Imagine you are shopping for a new car, eagerly comparing prices and capabilities. Although there are plenty of great options for you and your family on the market, you make a decision based on a great deal, a free warranty. Now imagine, only months after owning the car you receive an email from the dealership stating they will no longer accept the agreed upon deal of free warranty effective immediately and if you would like the warranty back you will have to pay a monthly fee. Of course, paying for a warranty is not completely unreasonable; plenty of cars require monthly payments for a good warranty. The reason to be frustrated however, you made the decision to purchase this specific car based on the promise of free warranty. You have just experienced a bait-and-switch form of advertisement.

Free Features? Not Anymore.

Although this is a make-believe scenario, a horrible situation that is far too similar is currently happening to thousands of home security customers. Canary, a home security camera company, announced its previously free services will now require fees. If a user chooses not to pay for a monthly subscription they will no longer be able to access Night Mode. This feature is designed to let users set a schedule for their Canary camera to monitor while they are sleeping without sending notifications. Another loss for free users is the capability to view recorded videos up to 24 hours. Rather, free users will now only be able to view a 10-second clip of a recording called “video previews.” In summary, instead of a fully functional home security camera, users can no longer set a recording schedule while they are asleep (and most vulnerable) or watch a recorded incident for longer than 10 seconds unless they pay a monthly subscription of $9.99 for basic functions that were free at the time of purchase. Needless to say, a few of their customers were fairly irritated by this.

Although a subscription based home security system is far from a new concept, Canary’s execution of their new plan may lead to their own. Customers who purchased the camera prior to the change were not grandfathered in and are still required to purchase a subscription to enact functions they are used to already having.

This subscription based strategy heavily relies on customers wanting to purchase a subscription and judging from the reaction of their current customers, doesn’t seem likely. The irony in all of this, Canary CEO Adam Sager, told The Verge in an interview last year, “We’re going up against Netgear, and D-Link, and Google, so if we’re gonna win it’s gonna be on being a more human-centered company and having the biggest fanbase. We’re not gonna outspend you on billboards. We’re gonna out-think you and out-deliver on experience.”

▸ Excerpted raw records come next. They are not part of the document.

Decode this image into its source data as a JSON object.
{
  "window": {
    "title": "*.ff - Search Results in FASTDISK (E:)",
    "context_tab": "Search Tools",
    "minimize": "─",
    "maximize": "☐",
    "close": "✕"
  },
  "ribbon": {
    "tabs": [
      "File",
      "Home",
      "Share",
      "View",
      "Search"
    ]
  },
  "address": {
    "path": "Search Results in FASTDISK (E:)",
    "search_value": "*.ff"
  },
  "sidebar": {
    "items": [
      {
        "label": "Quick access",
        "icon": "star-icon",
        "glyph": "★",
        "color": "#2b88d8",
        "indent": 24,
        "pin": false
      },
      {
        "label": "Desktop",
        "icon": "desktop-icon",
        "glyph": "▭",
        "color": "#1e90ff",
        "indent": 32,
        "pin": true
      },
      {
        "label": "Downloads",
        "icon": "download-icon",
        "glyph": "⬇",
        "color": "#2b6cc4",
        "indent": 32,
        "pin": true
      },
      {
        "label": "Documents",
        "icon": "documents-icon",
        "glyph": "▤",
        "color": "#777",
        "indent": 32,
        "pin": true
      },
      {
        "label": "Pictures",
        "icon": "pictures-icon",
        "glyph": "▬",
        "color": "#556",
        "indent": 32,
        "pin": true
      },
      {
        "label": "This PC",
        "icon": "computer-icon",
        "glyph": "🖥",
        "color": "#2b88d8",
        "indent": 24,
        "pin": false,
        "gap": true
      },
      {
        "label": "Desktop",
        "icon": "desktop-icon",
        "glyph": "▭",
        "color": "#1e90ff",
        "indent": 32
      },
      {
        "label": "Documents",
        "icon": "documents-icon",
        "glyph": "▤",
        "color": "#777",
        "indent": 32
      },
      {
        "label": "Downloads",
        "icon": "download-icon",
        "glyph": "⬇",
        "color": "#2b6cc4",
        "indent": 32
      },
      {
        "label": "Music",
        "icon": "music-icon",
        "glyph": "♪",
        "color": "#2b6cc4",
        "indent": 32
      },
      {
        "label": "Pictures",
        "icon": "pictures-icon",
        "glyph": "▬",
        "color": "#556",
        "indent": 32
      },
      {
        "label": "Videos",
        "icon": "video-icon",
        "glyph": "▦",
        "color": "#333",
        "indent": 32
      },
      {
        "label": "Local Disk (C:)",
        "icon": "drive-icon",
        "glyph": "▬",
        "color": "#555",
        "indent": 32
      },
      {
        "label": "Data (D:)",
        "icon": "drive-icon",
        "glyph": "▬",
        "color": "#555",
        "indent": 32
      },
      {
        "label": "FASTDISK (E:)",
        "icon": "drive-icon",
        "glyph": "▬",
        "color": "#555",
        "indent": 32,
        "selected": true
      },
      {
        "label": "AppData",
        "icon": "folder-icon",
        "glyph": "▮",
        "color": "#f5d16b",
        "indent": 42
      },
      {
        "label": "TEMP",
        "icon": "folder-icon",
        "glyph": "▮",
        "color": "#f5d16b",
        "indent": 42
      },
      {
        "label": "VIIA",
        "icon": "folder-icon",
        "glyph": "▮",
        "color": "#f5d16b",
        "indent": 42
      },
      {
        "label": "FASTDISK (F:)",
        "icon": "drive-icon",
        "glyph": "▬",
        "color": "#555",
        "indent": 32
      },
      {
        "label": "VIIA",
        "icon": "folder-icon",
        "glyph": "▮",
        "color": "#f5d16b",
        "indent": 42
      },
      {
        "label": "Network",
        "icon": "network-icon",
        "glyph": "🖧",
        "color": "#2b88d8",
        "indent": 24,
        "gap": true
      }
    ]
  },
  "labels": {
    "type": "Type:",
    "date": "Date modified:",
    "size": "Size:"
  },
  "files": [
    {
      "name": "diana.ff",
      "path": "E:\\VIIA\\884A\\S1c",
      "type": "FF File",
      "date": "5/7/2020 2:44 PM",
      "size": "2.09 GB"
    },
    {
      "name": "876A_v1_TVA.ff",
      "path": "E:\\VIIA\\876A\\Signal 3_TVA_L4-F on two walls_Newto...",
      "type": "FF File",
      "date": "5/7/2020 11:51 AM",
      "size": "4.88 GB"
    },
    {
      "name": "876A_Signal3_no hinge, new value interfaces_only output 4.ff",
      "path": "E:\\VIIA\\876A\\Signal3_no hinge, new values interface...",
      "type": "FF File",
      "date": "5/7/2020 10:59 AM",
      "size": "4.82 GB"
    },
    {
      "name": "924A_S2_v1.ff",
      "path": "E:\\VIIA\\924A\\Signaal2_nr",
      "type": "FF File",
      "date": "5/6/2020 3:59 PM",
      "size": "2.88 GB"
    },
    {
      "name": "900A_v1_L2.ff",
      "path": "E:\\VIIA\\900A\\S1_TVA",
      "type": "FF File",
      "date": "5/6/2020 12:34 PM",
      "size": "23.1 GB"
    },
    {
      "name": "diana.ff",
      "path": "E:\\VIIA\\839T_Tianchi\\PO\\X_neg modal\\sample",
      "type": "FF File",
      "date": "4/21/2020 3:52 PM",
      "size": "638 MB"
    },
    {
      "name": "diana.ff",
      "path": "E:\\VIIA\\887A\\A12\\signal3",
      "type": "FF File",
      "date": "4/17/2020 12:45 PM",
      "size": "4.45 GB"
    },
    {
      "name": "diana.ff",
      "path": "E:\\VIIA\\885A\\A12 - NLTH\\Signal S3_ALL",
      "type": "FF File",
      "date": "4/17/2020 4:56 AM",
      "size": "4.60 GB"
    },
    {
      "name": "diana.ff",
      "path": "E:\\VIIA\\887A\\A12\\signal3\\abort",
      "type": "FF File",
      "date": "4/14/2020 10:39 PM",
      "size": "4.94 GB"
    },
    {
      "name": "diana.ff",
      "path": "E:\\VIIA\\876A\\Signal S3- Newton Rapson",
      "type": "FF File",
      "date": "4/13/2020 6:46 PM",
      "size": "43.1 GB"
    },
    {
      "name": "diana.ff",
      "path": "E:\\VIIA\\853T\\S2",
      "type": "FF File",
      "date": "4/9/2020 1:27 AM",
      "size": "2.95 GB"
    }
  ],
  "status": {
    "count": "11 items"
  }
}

Want a Refund? Get in Line.

This form of bait-and-switch style marketing is not only horrible to its customers but can be considered unethical. The laws vary from state-to-state but false advertising can be considered illegal throughout the United States. At this time no lawsuits have been filed against Canary to the public’s knowledge but demands for full refunds based on false advertisement have become increasingly popular and a petition has even been created, demanding Canary removes their new subscription policy.

Now imagine that new car you purchased starts having air conditioning problems and won’t blow cool air in the middle of the summer. There was a problem with the compressor and because the dealership wouldn’t honor the warranty they initially promised, you have to fork-out $700 to keep your family comfortable. Or image, an intruder breaks into your home in the middle of the night and your family wakes up terrified and missing their valuables. Although you purchased a Canary home security camera for this exact occasion, they wouldn’t honor the free Night Mode or 24 hour viewing they initially promised and the police were subsequently unable to catch the man that terrorized your family and your home.

So while Canary may be redesigning their company functionality to better fit their competitor’s practices, the morality of bait-and-switch advertising is horrendous, especially when it comes to a person’s security.